By the way, perhaps that is why the Russian military stole household appliances from the homes of Ukrainians in the occupied territories.
Weapon from Iran and North Korea
Russia is trying to replace its medium-range missiles by asking its few “partners” to supply ready-made weapons. Ukraine is terrorized almost daily by Iranian Shahed-136 kamikaze drones (Russian designation – Geranium-2).
President of Ukraine Volodymyr Zelenskyy says that Russia has purchased 2400 such drones from Iran. Also, Ukrainian intelligence reports the purchase of more technological drones Mohajer-6 and Arash-2. Iran finally acknowledged the delivery of drones to Russia but stated that the deliveries were made before the invasion of Ukraine.
It is also speculated that Iran may also sell Russia surface-to-surface ballistic missiles that can hit targets at ranges of 300 and 700 km. What else can we talk about if Moscow is forced to ask Iran for even personal protective equipment for its military?
The shortage of artillery shells forced Putin to seek help from the last dictator of the planet – North Korean leader Kim Jong-un. Characteristically, North Korea is not able to produce high-tech ammunition and supplies Russia with 152-mm shells and missiles for MLRS.
“The only reason the Kremlin should be buying artillery shells or missiles from North Korea or anyone else is that Putin has been unwilling or unable to mobilize the Russian economy for war at even the most basic level,” said Frederick Kagan, a military expert at the American Enterprise Institute.
The risk remains that both Iran and North Korea are largely cut off from international trade thanks to U.S. and international sanctions, meaning neither country has much to lose by making deals with Russia.

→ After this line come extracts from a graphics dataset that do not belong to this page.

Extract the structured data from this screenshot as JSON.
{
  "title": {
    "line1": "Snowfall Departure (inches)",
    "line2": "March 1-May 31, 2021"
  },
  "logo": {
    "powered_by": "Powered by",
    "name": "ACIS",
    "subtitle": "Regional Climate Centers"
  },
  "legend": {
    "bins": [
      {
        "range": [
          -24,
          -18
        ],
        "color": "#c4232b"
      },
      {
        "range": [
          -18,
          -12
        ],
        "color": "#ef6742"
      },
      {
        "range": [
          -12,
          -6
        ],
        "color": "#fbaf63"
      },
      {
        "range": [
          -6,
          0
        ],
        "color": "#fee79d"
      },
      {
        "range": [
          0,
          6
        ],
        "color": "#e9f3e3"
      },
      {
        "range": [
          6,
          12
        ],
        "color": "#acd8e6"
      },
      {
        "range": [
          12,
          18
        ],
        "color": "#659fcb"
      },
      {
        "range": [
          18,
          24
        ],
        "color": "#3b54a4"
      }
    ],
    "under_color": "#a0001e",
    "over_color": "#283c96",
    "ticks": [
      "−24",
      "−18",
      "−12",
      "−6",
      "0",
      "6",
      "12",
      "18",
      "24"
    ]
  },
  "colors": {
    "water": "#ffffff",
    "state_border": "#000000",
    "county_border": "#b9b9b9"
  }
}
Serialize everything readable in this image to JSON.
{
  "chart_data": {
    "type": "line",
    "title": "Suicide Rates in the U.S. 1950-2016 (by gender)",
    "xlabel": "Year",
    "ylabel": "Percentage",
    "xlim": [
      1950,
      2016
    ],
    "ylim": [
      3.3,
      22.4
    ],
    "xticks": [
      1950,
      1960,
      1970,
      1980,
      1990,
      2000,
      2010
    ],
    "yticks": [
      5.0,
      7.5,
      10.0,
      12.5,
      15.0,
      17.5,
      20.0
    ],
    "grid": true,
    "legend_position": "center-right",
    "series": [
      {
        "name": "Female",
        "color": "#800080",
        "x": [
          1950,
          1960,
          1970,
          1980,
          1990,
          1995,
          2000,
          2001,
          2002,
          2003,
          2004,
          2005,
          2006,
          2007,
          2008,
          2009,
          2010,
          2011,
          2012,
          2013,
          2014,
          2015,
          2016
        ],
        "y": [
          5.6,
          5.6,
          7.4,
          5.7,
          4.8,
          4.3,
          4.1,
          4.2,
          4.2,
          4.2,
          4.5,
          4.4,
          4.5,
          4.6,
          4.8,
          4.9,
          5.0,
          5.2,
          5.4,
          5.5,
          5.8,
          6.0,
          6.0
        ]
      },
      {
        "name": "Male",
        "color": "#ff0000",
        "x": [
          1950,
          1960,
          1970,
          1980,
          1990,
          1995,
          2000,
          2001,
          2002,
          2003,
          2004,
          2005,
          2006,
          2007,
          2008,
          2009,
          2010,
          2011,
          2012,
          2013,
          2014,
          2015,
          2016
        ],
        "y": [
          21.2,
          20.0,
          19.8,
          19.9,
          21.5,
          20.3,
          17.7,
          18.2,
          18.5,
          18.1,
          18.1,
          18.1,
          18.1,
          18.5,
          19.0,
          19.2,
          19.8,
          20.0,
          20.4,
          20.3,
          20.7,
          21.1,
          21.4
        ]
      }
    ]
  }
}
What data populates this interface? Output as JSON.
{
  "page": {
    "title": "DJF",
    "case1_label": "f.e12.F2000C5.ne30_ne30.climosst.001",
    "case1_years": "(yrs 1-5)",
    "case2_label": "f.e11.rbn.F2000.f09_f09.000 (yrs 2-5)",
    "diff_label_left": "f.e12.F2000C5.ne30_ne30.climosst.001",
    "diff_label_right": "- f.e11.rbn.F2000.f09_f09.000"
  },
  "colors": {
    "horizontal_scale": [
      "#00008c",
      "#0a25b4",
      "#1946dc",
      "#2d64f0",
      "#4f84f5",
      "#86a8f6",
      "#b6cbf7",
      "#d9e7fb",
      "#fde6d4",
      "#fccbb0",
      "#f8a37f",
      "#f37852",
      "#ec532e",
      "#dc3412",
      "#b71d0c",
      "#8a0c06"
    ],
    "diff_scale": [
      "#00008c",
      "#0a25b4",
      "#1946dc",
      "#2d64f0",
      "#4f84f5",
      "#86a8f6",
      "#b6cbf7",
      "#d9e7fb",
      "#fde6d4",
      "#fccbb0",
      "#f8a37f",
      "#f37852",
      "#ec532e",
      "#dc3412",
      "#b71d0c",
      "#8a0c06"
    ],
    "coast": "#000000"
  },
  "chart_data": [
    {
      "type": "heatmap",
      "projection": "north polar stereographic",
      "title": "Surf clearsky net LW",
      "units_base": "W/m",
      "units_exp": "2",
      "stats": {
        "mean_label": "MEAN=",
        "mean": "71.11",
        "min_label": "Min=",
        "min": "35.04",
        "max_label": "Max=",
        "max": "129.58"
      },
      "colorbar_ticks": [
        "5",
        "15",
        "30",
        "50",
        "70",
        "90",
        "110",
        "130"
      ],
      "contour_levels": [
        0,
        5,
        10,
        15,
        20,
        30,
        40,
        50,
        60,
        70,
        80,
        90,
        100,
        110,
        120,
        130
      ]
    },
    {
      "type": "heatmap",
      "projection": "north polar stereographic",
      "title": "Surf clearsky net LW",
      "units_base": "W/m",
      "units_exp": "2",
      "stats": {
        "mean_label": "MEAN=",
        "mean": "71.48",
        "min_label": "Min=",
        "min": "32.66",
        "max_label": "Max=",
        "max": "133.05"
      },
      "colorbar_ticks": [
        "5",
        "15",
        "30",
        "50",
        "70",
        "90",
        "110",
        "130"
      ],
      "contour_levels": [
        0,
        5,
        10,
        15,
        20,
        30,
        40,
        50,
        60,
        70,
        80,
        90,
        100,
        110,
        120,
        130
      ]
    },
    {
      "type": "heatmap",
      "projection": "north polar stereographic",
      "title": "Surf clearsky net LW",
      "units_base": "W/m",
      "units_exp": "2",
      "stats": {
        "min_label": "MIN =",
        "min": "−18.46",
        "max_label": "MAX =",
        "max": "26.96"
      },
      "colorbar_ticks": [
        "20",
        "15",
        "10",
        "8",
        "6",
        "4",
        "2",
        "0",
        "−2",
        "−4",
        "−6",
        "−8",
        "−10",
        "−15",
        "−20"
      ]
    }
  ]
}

Soviet metal in the service of the Russian army
The huge losses of artillery and armored aircraft should be of great concern to the Putin regime.
In fact, due to the unreadiness of the Russian military industry, Russian engineers are forced to replace the elements of active armor protection on relatively modern T-80 tanks with the most ordinary rubber! It should be noted that Russia also imported equipment for the production of tanks and due to the sanctions it is unlikely that it will be able to continue purchases in the future.
Moscow is forced to reanimate old T-62 and BMP-1 tanks and massively use them on the battlefield. Yes, the reserves of old iron are considerable and the Russian industry is able to breathe new life into these, in fact, museum exhibits, but the lack of modern systems of guidance, surveillance, communication and protection makes these armored vehicles easy prey for the Ukrainian military.
A considerable headache for Putin’s generals is the condition and availability of spare artillery barrels.
The massive use of barrel artillery by Russia, on the one hand, and the problems inherent in the entire industry as a whole, will lead to a shortage of weapons and ammunition by the end of 2022.
It is safe to say that Putin’s blitzkrieg plans failed precisely because of the total unpreparedness of the Russian armed forces to conduct large-scale hostilities on the territory of another state. The military-industrial complex was also not ready for a sharp increase in the needs of the Russian army, which negatively affects the timely supply and restoration of weapons and ammunition.
Moscow is forced to look for weapons and equipment abroad from rogue states, spending available foreign currency reserves in the absence of competition among suppliers, and sometimes engaging in ordinary smuggling.
Strict economic sanctions imposed by the international community, restrictions on the import of Russian energy carriers, and setting of maximum prices for their purchase should lead to the collapse of the Russian economy, the disappearance of the aggressive intentions of the Russian Federation, and the gradual de-occupation of Ukraine.